Collecting together allows family members to have real tangible artifacts that bond them. But there might be some hidden skill building taking place that doesn’t immediately come to mind:

  • Creating rhythms and rituals

    Let’s say a family travels to a new national park together each summer. Over time, they begin to collect maps, stickers, rocks, and other things that remind them of their journey. Creating a designated collection of these things becomes a tradition, and then anytime they see it, they’re reminded of their time spent together and all of the gorgeous scenery they took in—all because they came together and saved a map one time.

  • Fostering communication

    Whether your nephews are debating which rookie card from your collection is the coolest, or your daughters are deciding which leaf from your annual day-before-Thanksgiving hike is the most collection worthy, there’s a conversation to be had at every turn. There’s a lot of trust to be gained by simply talking through choices together.

  • Passing down heirlooms

    Usually an heirloom is already part of a collection, of sorts. Maybe it’s a tea set from your great grandmother tucked away in a far corner of the kitchen—with the rest of the breakable antiques. When the time comes, passing these along to join a new collection will keep memories, stories, and lessons alive—just like when it was passed down to you.

Gameplay

For kids, going to Grandma and Grandpa’s house might feel a teensy-bit serious.

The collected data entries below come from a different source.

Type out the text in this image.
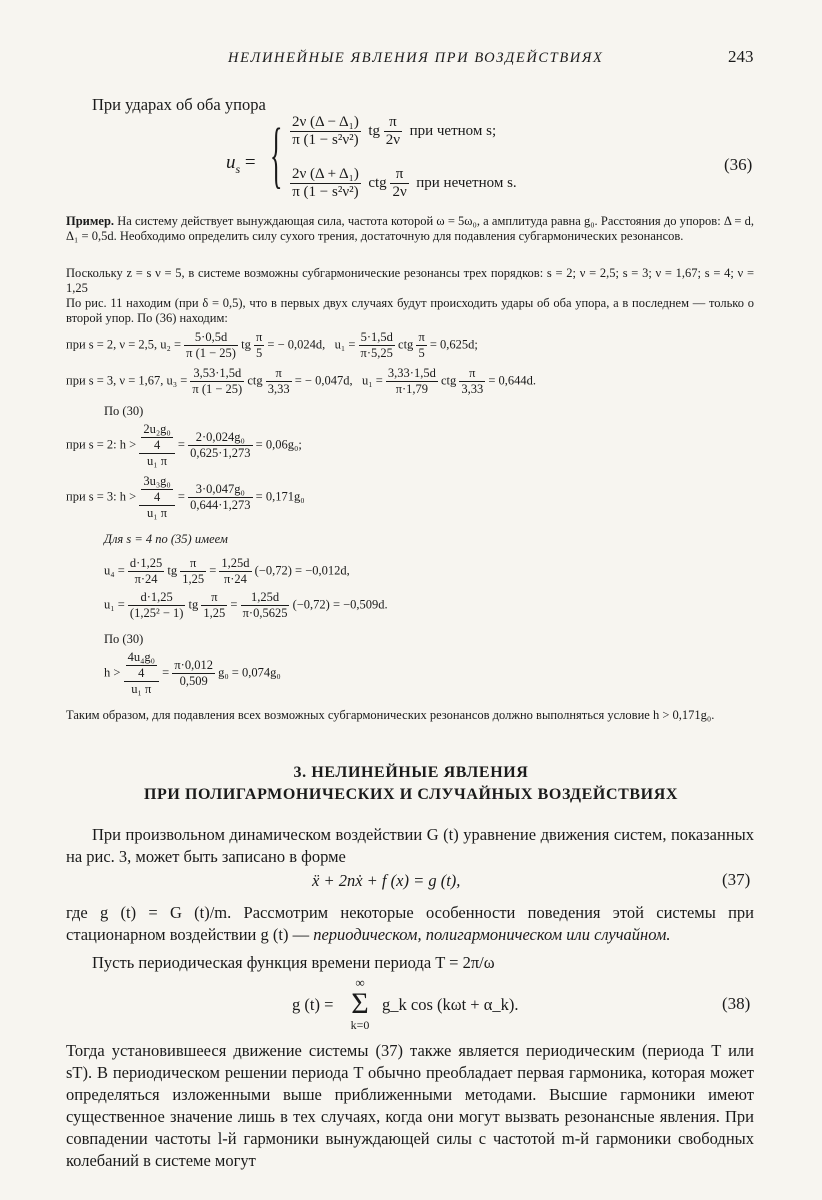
НЕЛИНЕЙНЫЕ ЯВЛЕНИЯ ПРИ ВОЗДЕЙСТВИЯХ	243
При ударах об оба упора
$u_s$ = { $\frac{\text{2ν (Δ − Δ₁)}}{\text{π (1 − s²ν²)}}$ tg $\frac{\pi}{2\nu}$ при четном s;
$\frac{\text{2ν (Δ + Δ₁)}}{\text{π (1 − s²ν²)}}$ ctg $\frac{\pi}{2\nu}$ при нечетном s.
(36)
Пример. На систему действует вынуждающая сила, частота которой ω = 5ω₀, а амплитуда равна g₀. Расстояния до упоров: Δ = d, Δ₁ = 0,5d. Необходимо определить силу сухого трения, достаточную для подавления субгармонических резонансов.
Поскольку z = s ν = 5, в системе возможны субгармонические резонансы трех порядков: s = 2; ν = 2,5; s = 3; ν = 1,67; s = 4; ν = 1,25
По рис. 11 находим (при δ = 0,5), что в первых двух случаях будут происходить удары об оба упора, а в последнем — только о второй упор. По (36) находим:
при s = 2, ν = 2,5, $u_2 = \frac{5\cdot 0,5d}{\pi (1 - 25)}$ tg $\frac{\pi}{5}$ = − 0,024d, $u_1 = \frac{5\cdot 1,5d}{\pi\cdot 5,25}$ ctg $\frac{\pi}{5} = 0,625d$;
при s = 3, ν = 1,67, $u_3 = \frac{3,53\cdot 1,5d}{\pi (1 - 25)}$ ctg $\frac{\pi}{3,33}$ = − 0,047d, $u_1 = \frac{3,33\cdot 1,5d}{\pi\cdot 1,79}$ ctg $\frac{\pi}{3,33} = 0,644d$.
По (30)
при s = 2: $h > \frac{\frac{\text{2u₂g₀}}{4}}{\text{u₁ π}} = \frac{\text{2·0,024g₀}}{0,625\cdot 1,273} = 0,06g_0$;
при s = 3: $h > \frac{\frac{\text{3u₃g₀}}{4}}{\text{u₁ π}} = \frac{\text{3·0,047g₀}}{0,644\cdot 1,273} = 0,171g_0$
Для s = 4 по (35) имеем
$u_4 = \frac{d\cdot 1,25}{\pi\cdot 24}$ tg $\frac{\pi}{1,25} = \frac{1,25d}{\pi\cdot 24} (-0,72) = -0,012d$,
$u_1 = \frac{d\cdot 1,25}{\text{(1,25² − 1)}}$ tg $\frac{\pi}{1,25} = \frac{1,25d}{\pi\cdot 0,5625} (-0,72) = -0,509d$.
По (30)
$h > \frac{\frac{\text{4u₄g₀}}{4}}{\text{u₁ π}} = \frac{\pi\cdot 0,012}{0,509} g_0 = 0,074g_0$
Таким образом, для подавления всех возможных субгармонических резонансов должно выполняться условие h > 0,171g₀.
3. НЕЛИНЕЙНЫЕ ЯВЛЕНИЯ
ПРИ ПОЛИГАРМОНИЧЕСКИХ И СЛУЧАЙНЫХ ВОЗДЕЙСТВИЯХ
При произвольном динамическом воздействии G (t) уравнение движения систем, показанных на рис. 3, может быть записано в форме
ẍ + 2nẋ + f (x) = g (t),	(37)
где g (t) = G (t)/m. Рассмотрим некоторые особенности поведения этой системы при стационарном воздействии g (t) — периодическом, полигармоническом или случайном.
Пусть периодическая функция времени периода T = 2π/ω
g (t) =
∞
Σ
k=0
g_k cos (kωt + α_k).	(38)
Тогда установившееся движение системы (37) также является периодическим (периода T или sT). В периодическом решении периода T обычно преобладает первая гармоника, которая может определяться изложенными выше приближенными методами. Высшие гармоники имеют существенное значение лишь в тех случаях, когда они могут вызвать резонансные явления. При совпадении частоты l-й гармоники вынуждающей силы с частотой m-й гармоники свободных колебаний в системе могут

Best behavior is expected—but this doesn’t mean there needs to be a lack of fun. Here’s what you may get out of an afternoon of fun with the grandparents:

  • Leveling the playing field

    In a game, our age doesn’t divide us. We all have a chance to succeed, and we get to foster a sense of healthy competition. Kids are empowered to be taken seriously by their elders, and practice good sportsmanship.

  • Breaking down barriers

    Yes, we’re family. But that doesn’t automatically mean we’re comfortable around each other. Playing games together helps ease some tension, and add some comfort to any situation, by providing laughter, conversations, and enjoyment for everyone.

  • Communication and bonding

    The more time we spend together, the more we learn. We find out what makes each other tick, how we all strategize, and who might be more competitive than others. These are all valuable traits to know while we continuously build relationships over time.

The core lesson that comes out of learning from our elders is this: they have a lifetime of wisdom to share, and there are endless ways to learn it. It’s always worth a trip to Grandma and Grandpa’s house if there’s a story involved.